Wheels of Battle
VILE, stinking, and miserable was all Aquia Creek, said Dr. Steiner--a town of wharves and mushrooming tents. Here the army kept ten days' provisions in advance. Six mules drew large and small trains of covered wagons; their going and coming was constant, they transported stores to various parts of the army. About 60,000 horses ate 800 tons of forage daily; the men required 700 tons of food. Government provisions came from Alexandria on some twenty-five vessels, besides many others engaged in delivering forage. Goods bound for Falmouth, the distributing depot, went from Aquia Creek by rail.
The commission set up headquarters on a hillside--living quarters, kitchen, dining room, storehouses, and stable; workers and guests found themselves as much at home as "pigs in a sty." Dr. I. N. Kerlin knew no end of interruptions--perhaps a half-drowned man, then one with a stomachache, and now three ladies in the kitchen clamoring to go to bed.
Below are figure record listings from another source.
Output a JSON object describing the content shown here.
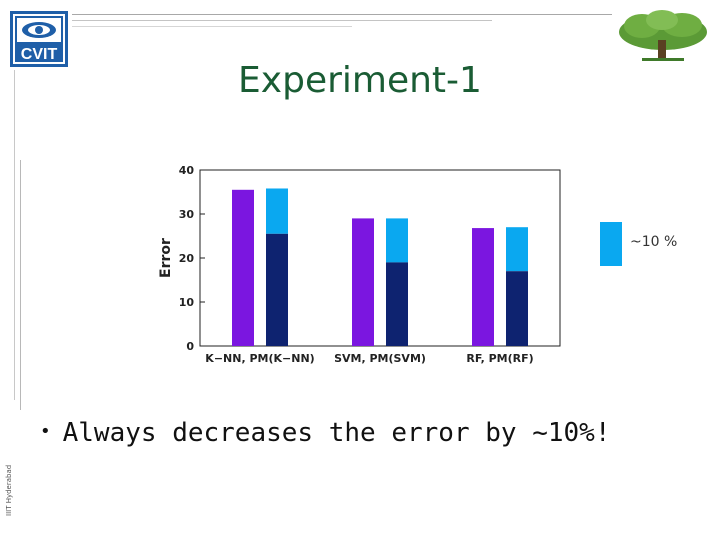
{
  "logo": {
    "text": "CVIT"
  },
  "title": "Experiment-1",
  "chart_data": {
    "type": "bar",
    "ylabel": "Error",
    "ylim": [
      0,
      40
    ],
    "yticks": [
      0,
      10,
      20,
      30,
      40
    ],
    "categories": [
      "K−NN, PM(K−NN)",
      "SVM, PM(SVM)",
      "RF, PM(RF)"
    ],
    "series": [
      {
        "values": [
          35.5,
          29.0,
          26.8
        ],
        "color": "#7b16e0"
      },
      {
        "values": [
          25.5,
          19.0,
          17.0
        ],
        "top_values": [
          35.8,
          29.0,
          27.0
        ],
        "color": "#0e2370",
        "top_color": "#0aa8f0"
      }
    ],
    "legend": {
      "label": "~10 %",
      "color": "#0aa8f0"
    }
  },
  "bullets": [
    "Always decreases the error by ~10%!"
  ],
  "footer": "IIIT Hyderabad",
  "colors": {
    "title": "#1a5c34",
    "logo": "#1f5fa8",
    "tree": "#4e8a2e"
  }
}
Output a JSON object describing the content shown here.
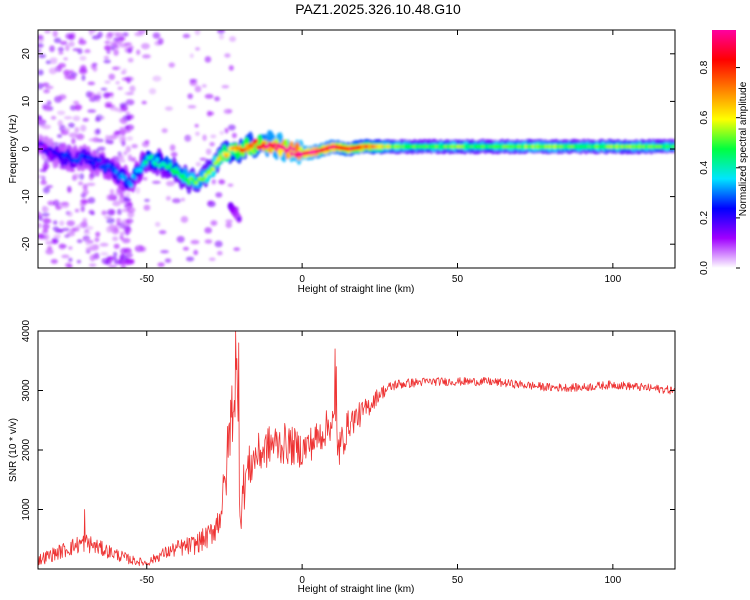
{
  "title": "PAZ1.2025.326.10.48.G10",
  "chart_data": [
    {
      "type": "heatmap",
      "xlabel": "Height of straight line (km)",
      "ylabel": "Frequency (Hz)",
      "xlim": [
        -85,
        120
      ],
      "ylim": [
        -25,
        25
      ],
      "xticks": [
        -50,
        0,
        50,
        100
      ],
      "xtick_labels": [
        "-50",
        "0",
        "50",
        "100"
      ],
      "yticks": [
        -20,
        -10,
        0,
        10,
        20
      ],
      "ytick_labels": [
        "-20",
        "-10",
        "0",
        "10",
        "20"
      ],
      "ridge": {
        "x": [
          -85,
          -80,
          -75,
          -70,
          -65,
          -60,
          -55,
          -50,
          -45,
          -40,
          -35,
          -30,
          -25,
          -20,
          -15,
          -10,
          -5,
          0,
          5,
          10,
          15,
          20,
          30,
          40,
          50,
          60,
          70,
          80,
          90,
          100,
          110,
          120
        ],
        "freq": [
          1,
          -1,
          -2,
          -2,
          -3,
          -5,
          -7,
          -2,
          -3,
          -5,
          -7,
          -5,
          -1,
          0,
          1,
          1,
          0,
          -1,
          -0.5,
          0.5,
          0,
          0.5,
          0.5,
          0.5,
          0.5,
          0.5,
          0.5,
          0.5,
          0.5,
          0.5,
          0.5,
          0.5
        ],
        "amplitude": [
          0.15,
          0.2,
          0.25,
          0.25,
          0.25,
          0.3,
          0.3,
          0.4,
          0.4,
          0.45,
          0.5,
          0.5,
          0.6,
          0.7,
          0.8,
          0.9,
          0.95,
          0.95,
          0.9,
          0.85,
          0.8,
          0.75,
          0.5,
          0.45,
          0.5,
          0.45,
          0.5,
          0.5,
          0.45,
          0.5,
          0.5,
          0.45
        ]
      },
      "branch": {
        "x": [
          -23,
          -22,
          -21,
          -20
        ],
        "freq": [
          -12,
          -13,
          -14,
          -15
        ],
        "amplitude": [
          0.3,
          0.25,
          0.2,
          0.15
        ]
      },
      "colorbar": {
        "label": "Normalized spectral amplitude",
        "range": [
          0,
          0.95
        ],
        "ticks": [
          0,
          0.2,
          0.4,
          0.6,
          0.8
        ],
        "tick_labels": [
          "0.0",
          "0.2",
          "0.4",
          "0.6",
          "0.8"
        ],
        "colors": [
          "#ffffff",
          "#a000ff",
          "#0000ff",
          "#00e5ff",
          "#00ff40",
          "#ffff00",
          "#ff8000",
          "#ff0000",
          "#ff00a0"
        ]
      }
    },
    {
      "type": "line",
      "xlabel": "Height of straight line (km)",
      "ylabel": "SNR (10 * v/v)",
      "xlim": [
        -85,
        120
      ],
      "ylim": [
        0,
        4000
      ],
      "xticks": [
        -50,
        0,
        50,
        100
      ],
      "xtick_labels": [
        "-50",
        "0",
        "50",
        "100"
      ],
      "yticks": [
        1000,
        2000,
        3000,
        4000
      ],
      "ytick_labels": [
        "1000",
        "2000",
        "3000",
        "4000"
      ],
      "color": "#ee3333",
      "x": [
        -85,
        -80,
        -75,
        -70,
        -65,
        -60,
        -55,
        -50,
        -45,
        -40,
        -35,
        -30,
        -27,
        -25,
        -23,
        -21,
        -20,
        -18,
        -15,
        -12,
        -10,
        -5,
        0,
        5,
        10,
        12,
        15,
        20,
        25,
        30,
        40,
        50,
        60,
        70,
        80,
        90,
        100,
        110,
        120
      ],
      "y": [
        150,
        250,
        350,
        450,
        350,
        250,
        150,
        100,
        250,
        350,
        400,
        550,
        800,
        1300,
        2500,
        3200,
        1000,
        1600,
        1900,
        2000,
        2100,
        2100,
        2000,
        2200,
        2500,
        2000,
        2450,
        2650,
        2950,
        3100,
        3150,
        3150,
        3150,
        3100,
        3050,
        3050,
        3100,
        3050,
        3000
      ],
      "noise": [
        100,
        120,
        140,
        170,
        130,
        110,
        80,
        60,
        100,
        140,
        170,
        200,
        300,
        450,
        650,
        500,
        500,
        400,
        350,
        350,
        350,
        350,
        300,
        300,
        300,
        350,
        250,
        200,
        120,
        90,
        70,
        70,
        70,
        70,
        70,
        70,
        70,
        70,
        70
      ],
      "spikes": [
        {
          "x": -70,
          "y": 1000
        },
        {
          "x": -21.5,
          "y": 4000
        },
        {
          "x": -20.5,
          "y": 3800
        },
        {
          "x": 10.5,
          "y": 3700
        },
        {
          "x": 11,
          "y": 3400
        }
      ]
    }
  ]
}
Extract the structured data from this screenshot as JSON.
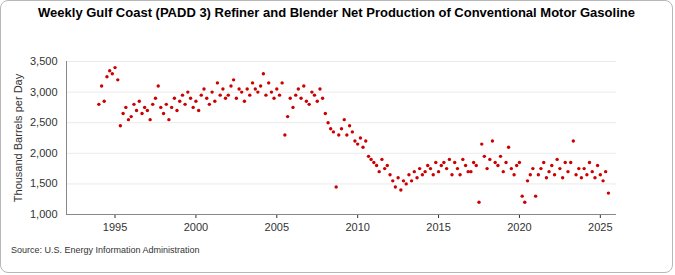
{
  "chart_data": {
    "type": "scatter",
    "title": "Weekly Gulf Coast (PADD 3) Refiner and Blender Net Production of Conventional Motor Gasoline",
    "y_label": "Thousand Barrels per Day",
    "source": "Source: U.S. Energy Information Administration",
    "color": "#cc0000",
    "marker": "circle",
    "grid": true,
    "xlim": [
      1992,
      2026
    ],
    "xticks": [
      1995,
      2000,
      2005,
      2010,
      2015,
      2020,
      2025
    ],
    "ylim": [
      1000,
      3500
    ],
    "yticks": [
      {
        "value": 1000,
        "label": "1,000"
      },
      {
        "value": 1500,
        "label": "1,500"
      },
      {
        "value": 2000,
        "label": "2,000"
      },
      {
        "value": 2500,
        "label": "2,500"
      },
      {
        "value": 3000,
        "label": "3,000"
      },
      {
        "value": 3500,
        "label": "3,500"
      }
    ],
    "x": [
      1994,
      1994.17,
      1994.33,
      1994.5,
      1994.67,
      1994.83,
      1995,
      1995.17,
      1995.33,
      1995.5,
      1995.67,
      1995.83,
      1996,
      1996.17,
      1996.33,
      1996.5,
      1996.67,
      1996.83,
      1997,
      1997.17,
      1997.33,
      1997.5,
      1997.67,
      1997.83,
      1998,
      1998.17,
      1998.33,
      1998.5,
      1998.67,
      1998.83,
      1999,
      1999.17,
      1999.33,
      1999.5,
      1999.67,
      1999.83,
      2000,
      2000.17,
      2000.33,
      2000.5,
      2000.67,
      2000.83,
      2001,
      2001.17,
      2001.33,
      2001.5,
      2001.67,
      2001.83,
      2002,
      2002.17,
      2002.33,
      2002.5,
      2002.67,
      2002.83,
      2003,
      2003.17,
      2003.33,
      2003.5,
      2003.67,
      2003.83,
      2004,
      2004.17,
      2004.33,
      2004.5,
      2004.67,
      2004.83,
      2005,
      2005.17,
      2005.33,
      2005.5,
      2005.67,
      2005.83,
      2006,
      2006.17,
      2006.33,
      2006.5,
      2006.67,
      2006.83,
      2007,
      2007.17,
      2007.33,
      2007.5,
      2007.67,
      2007.83,
      2008,
      2008.17,
      2008.33,
      2008.5,
      2008.67,
      2008.83,
      2009,
      2009.17,
      2009.33,
      2009.5,
      2009.67,
      2009.83,
      2010,
      2010.17,
      2010.33,
      2010.5,
      2010.67,
      2010.83,
      2011,
      2011.17,
      2011.33,
      2011.5,
      2011.67,
      2011.83,
      2012,
      2012.17,
      2012.33,
      2012.5,
      2012.67,
      2012.83,
      2013,
      2013.17,
      2013.33,
      2013.5,
      2013.67,
      2013.83,
      2014,
      2014.17,
      2014.33,
      2014.5,
      2014.67,
      2014.83,
      2015,
      2015.17,
      2015.33,
      2015.5,
      2015.67,
      2015.83,
      2016,
      2016.17,
      2016.33,
      2016.5,
      2016.67,
      2016.83,
      2017,
      2017.17,
      2017.33,
      2017.5,
      2017.67,
      2017.83,
      2018,
      2018.17,
      2018.33,
      2018.5,
      2018.67,
      2018.83,
      2019,
      2019.17,
      2019.33,
      2019.5,
      2019.67,
      2019.83,
      2020,
      2020.17,
      2020.33,
      2020.5,
      2020.67,
      2020.83,
      2021,
      2021.17,
      2021.33,
      2021.5,
      2021.67,
      2021.83,
      2022,
      2022.17,
      2022.33,
      2022.5,
      2022.67,
      2022.83,
      2023,
      2023.17,
      2023.33,
      2023.5,
      2023.67,
      2023.83,
      2024,
      2024.17,
      2024.33,
      2024.5,
      2024.67,
      2024.83,
      2025,
      2025.17,
      2025.33,
      2025.5
    ],
    "values": [
      2800,
      3100,
      2850,
      3250,
      3350,
      3300,
      3400,
      3200,
      2450,
      2650,
      2750,
      2550,
      2600,
      2800,
      2700,
      2850,
      2650,
      2750,
      2700,
      2550,
      2800,
      2900,
      3100,
      2750,
      2650,
      2800,
      2550,
      2750,
      2900,
      2700,
      2850,
      2950,
      2800,
      3000,
      2900,
      2750,
      2850,
      2700,
      2950,
      3050,
      2900,
      2800,
      3000,
      2850,
      3150,
      2950,
      3050,
      2900,
      2950,
      3100,
      3200,
      2900,
      3050,
      3000,
      2850,
      3050,
      2950,
      3150,
      3050,
      3000,
      3100,
      3300,
      2950,
      3150,
      3000,
      2900,
      3050,
      2950,
      3150,
      2300,
      2600,
      2900,
      2750,
      2950,
      3050,
      2900,
      3100,
      2850,
      2800,
      3000,
      2950,
      2850,
      3050,
      2900,
      2650,
      2500,
      2400,
      2350,
      1450,
      2300,
      2400,
      2550,
      2300,
      2450,
      2350,
      2200,
      2150,
      2250,
      2100,
      2200,
      1950,
      1900,
      1850,
      1800,
      1700,
      1900,
      1750,
      1800,
      1650,
      1550,
      1450,
      1600,
      1400,
      1550,
      1500,
      1650,
      1550,
      1700,
      1600,
      1750,
      1650,
      1700,
      1800,
      1750,
      1650,
      1850,
      1700,
      1800,
      1850,
      1750,
      1900,
      1650,
      1850,
      1750,
      1650,
      1900,
      1800,
      1700,
      1700,
      1850,
      1800,
      1200,
      2150,
      1950,
      1750,
      1900,
      2200,
      1850,
      1800,
      1950,
      1700,
      1850,
      2100,
      1750,
      1650,
      1800,
      1850,
      1300,
      1200,
      1550,
      1650,
      1750,
      1300,
      1650,
      1750,
      1850,
      1600,
      1700,
      1800,
      1650,
      1900,
      1750,
      1600,
      1850,
      1700,
      1850,
      2200,
      1650,
      1750,
      1600,
      1750,
      1650,
      1850,
      1700,
      1600,
      1800,
      1650,
      1550,
      1700,
      1350
    ]
  }
}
There were deserving cases to feed and there were parasites--"bespectacled sutlers and chubby newsmen"--to keep from the trough. A dozen doctors added to the din, arguing the "eternal nigger question." In days of battle "straggling wounded soldiers and a heavy percentage of clericals, doctorates, and hospital stewards" filled the lodge. Such was the pressure, said Kerlin, that the commission's demand for a "weakly" report seemed very unjust.